I dealt with the ends on the Baby Surprise, sewed the shoulders, and started i-cording it.
JoVE, thank you for the advice. I've got a row of Debbie Bliss books, but alas not that one -- I eventually stopped buying them when I realised that, much as I sort of admired the patterns, I never got around the knitting any of them. And the books I do have, don't have anything about finishing.
I used lots of pins, and rolled up a pillowcase to serve as a seam pad, and attempted mattress stitch, and I think the result does look rather well. A table wasn't feasible, although I take the point. My knitting time is largely confined to about an hour and a half in the early evening, when we watch our soap and the news and something on tape -- Frasier, perhaps, or the Simpsons -- while my husband tests his blood sugar and injects insulin and waits a while as required and then has tea. I could absent myself to sit at the kitchen table and sew seams, but it wouldn't be very friendly.
I bought Jamie Oliver's new book yesterday, heavily discounted at Sainsbury's. He's my favourite celeb cook, at the moment. This one is called Jamie's Italy. ("jamie's italy", rather) There's a recipe in it for Amalfi Baked Lemons.

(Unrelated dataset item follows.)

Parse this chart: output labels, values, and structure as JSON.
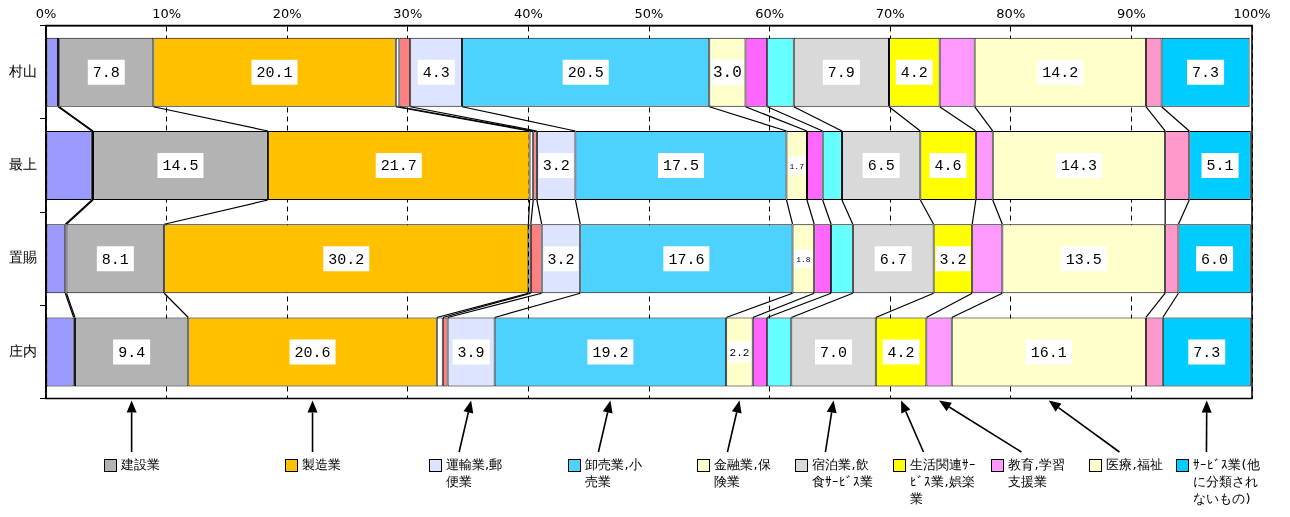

I've been there. On three separate occasions, in the 80's, a colleague and I took parties of girls from the convent school where we taught to see the ruins of Pompeii and Herculaneum and all that stuff. We did it ourselves, booking pensione and coach and rail tickets directly (and this in the days before the Internet) and thus saving remarkable amounts of money over the prices quoted in the school travel brochures, quite apart from doing everything exactly as we pleased.
On one occasion, after a worthy day spent among the temples of Paestum, we stopped at Amalfi and Ravello. Ravello is not north or south or east or west of Amalfi, but directly above it. One ascends by hair-pin turns up a cliff face, as I remember. My colleague and I were sitting in the cafe opposite the cathedral there having a well-earned glass of something, when the man above came in with that lemon, which he showed proudly to his friends. I asked if I could take the picture you see.
Not much later, he cut it into slices and handed them round, including one each for me and my colleague. We ate the whole thing, skin and all. It was meltingly delicious.
It's the sort of thing one always intends to do -- and this time, I am pleased to remember, I actually did it. I sent a copy of that picture to "The cafe across from the Cathedral, Ravello" and thanked him again in my halting Italian for the memory of "quello limone emorme e squisito."